Texas mom’s ‘horror’ plea agreement 2023

Irma Reyes’ mind raced as her husband drove through the predawn darkness into a courthouse hundreds of miles from home: Don’t they realize my kid matters?

Since Texas prosecutors intended to liberate the two men accused of sex trafficking her daughter, Reyes had barely eaten. She went to court to halt them.

In 2017, guys named “Rocky” and “Blue” held Reyes’ 16-year-old daughter and another girl at a San Antonio hotel where men paid for sex. The proceedings against Rakim Sharkey and Elijah Teel, the traffickers, have witnessed years of delay, a parade of prosecutors, an aborted trial, and a government retreat.

The office of Texas Attorney General Ken Paxton, who faces a federal criminal probe, is dysfunctional, and hundreds of cases are affected. Trafficking cases have raised questions about how the agency, which fights court battles impacting individuals far outside Texas, spends millions of state tax money on a subject Republican leaders tout as a priority while blasting Democrats’ border security policy.

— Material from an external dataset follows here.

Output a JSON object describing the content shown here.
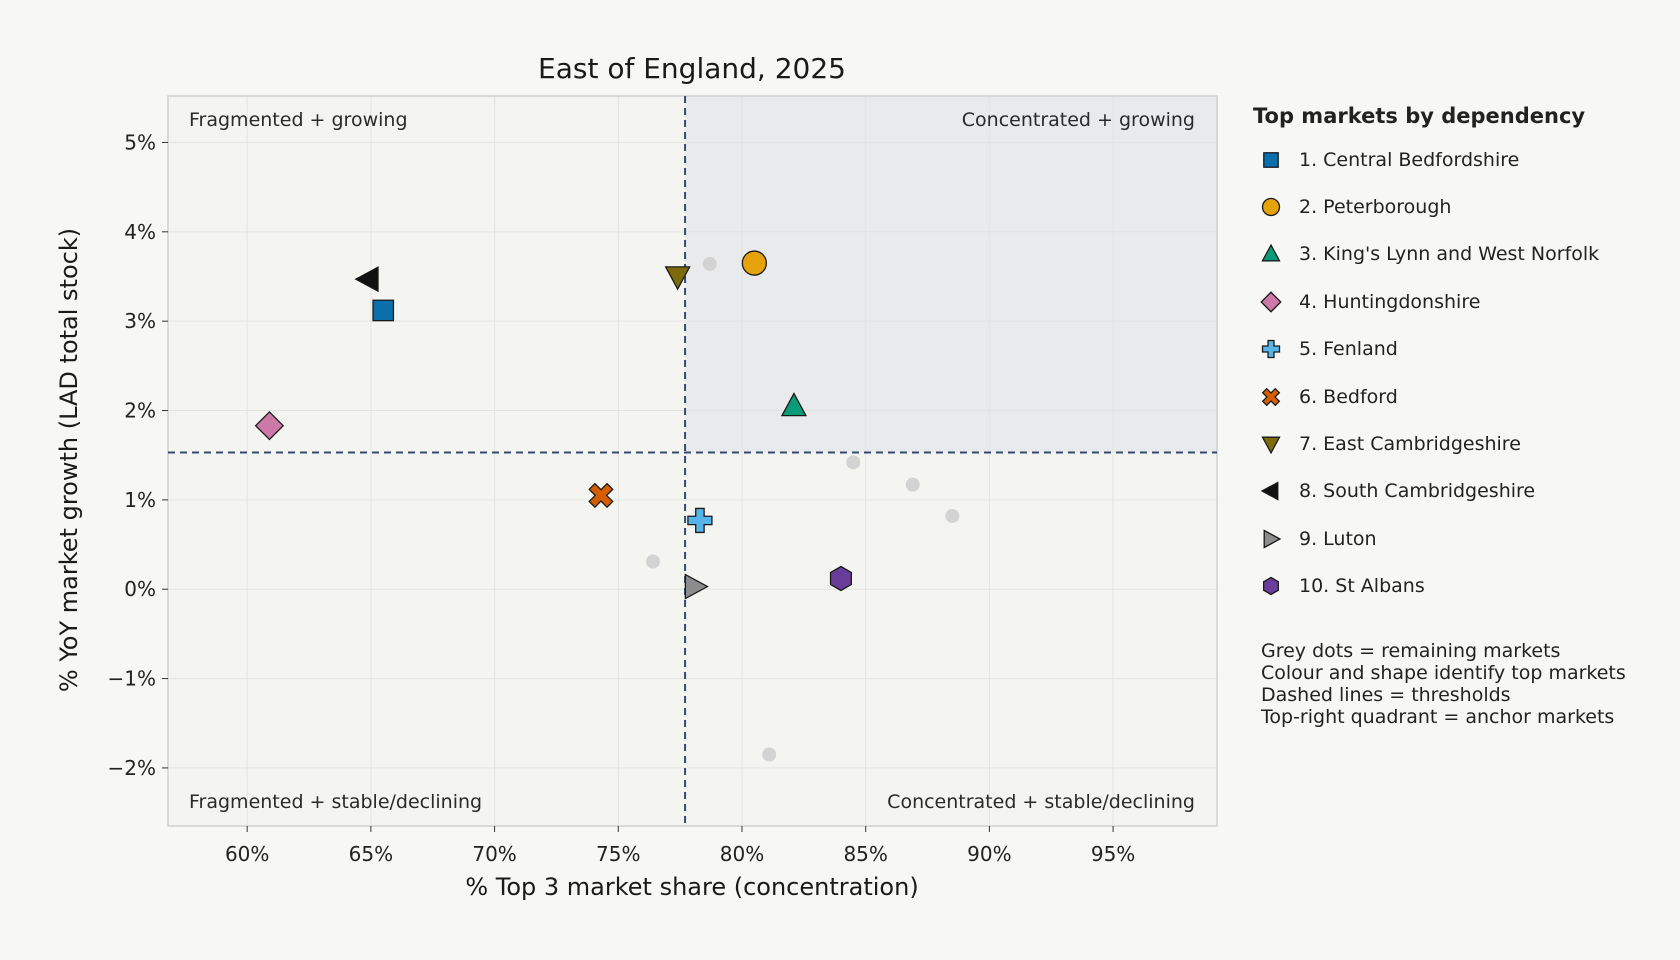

Kristen House, the attorney general’s spokesperson, declined to comment.

Reyes called it a nightmare.

Reyes’ stomach twisted as she contemplated the two men’s five-year probation in the courts in January. Original charges brought decades-long jail terms.

“You will not find a stronger corroborated case,” said Kirsta Leeburg Melton, who led the attorney general’s human trafficking section until late 2019. “I’m ill. Incorrect.”

Reyes listened as the judge recounted the case’s twists and turns: years lost to the pandemic, delays owing to “turnover in the attorney general’s office,” days of testimony last year only to have many individuals get COVID-19 and force a mistrial.

She was shocked when the new prosecutor told the judge Reyes’ daughter was “on the run.” Reyes said the 22-year-old fled home after a disagreement, but they text often.

Sharkey and Teel pled “no contest” to aggravated prostitution promotion. Velia Meza convicted the men to seven years of probation, despite prosecutors’ recommendation of five, so they wouldn’t have to register as sex offenders.

Reyes thought about her daughter as she made a victim impact statement.

The AP does not identify sexual assault victims. Reyes told AP she discussed this topic with her daughter, who declined to respond or be interviewed.

Reyes stated her daughter was bullied and ran away. She began taking drugs in her teens and entered treatment in 2017.

Court records suggest their images were sold online for “dates” days after Reyes’ daughter and another girl ran away from treatment. “Blue” met them outside a motel where they couldn’t stay. He introduced “Rocky.” According to documents, the two hired the girls a room, arranged up sex sessions with males, and took half the money.

After “Rocky” struck her, Reyes’ daughter contacted her mom and cops discovered them. The young woman identified “Rocky” by pointing to Sharkey.

Jason Goss, Sharkey’s lawyer, told AP that his client would have been acquitted but had to plead no contest to the lower charge because a life sentence was too hazardous. Brian Powers, Teel’s attorney, declined comment.

Reyes, her daughter, and the prosecution decided to retry the case after the June mistrial. After that, a flood of experienced lawyers left the attorney general’s office over procedures they believed slanted legal work, rewarded loyalists, and silenced opposition.

According to court papers, Reyes met James Winters, the office’s eighth and last prosecutor, in October.

Reyes’ daughter assured Winters she would testify again. The lawyer told Reyes of the plea arrangement after the court denied a postponement. After appearing in court, Winters resigned.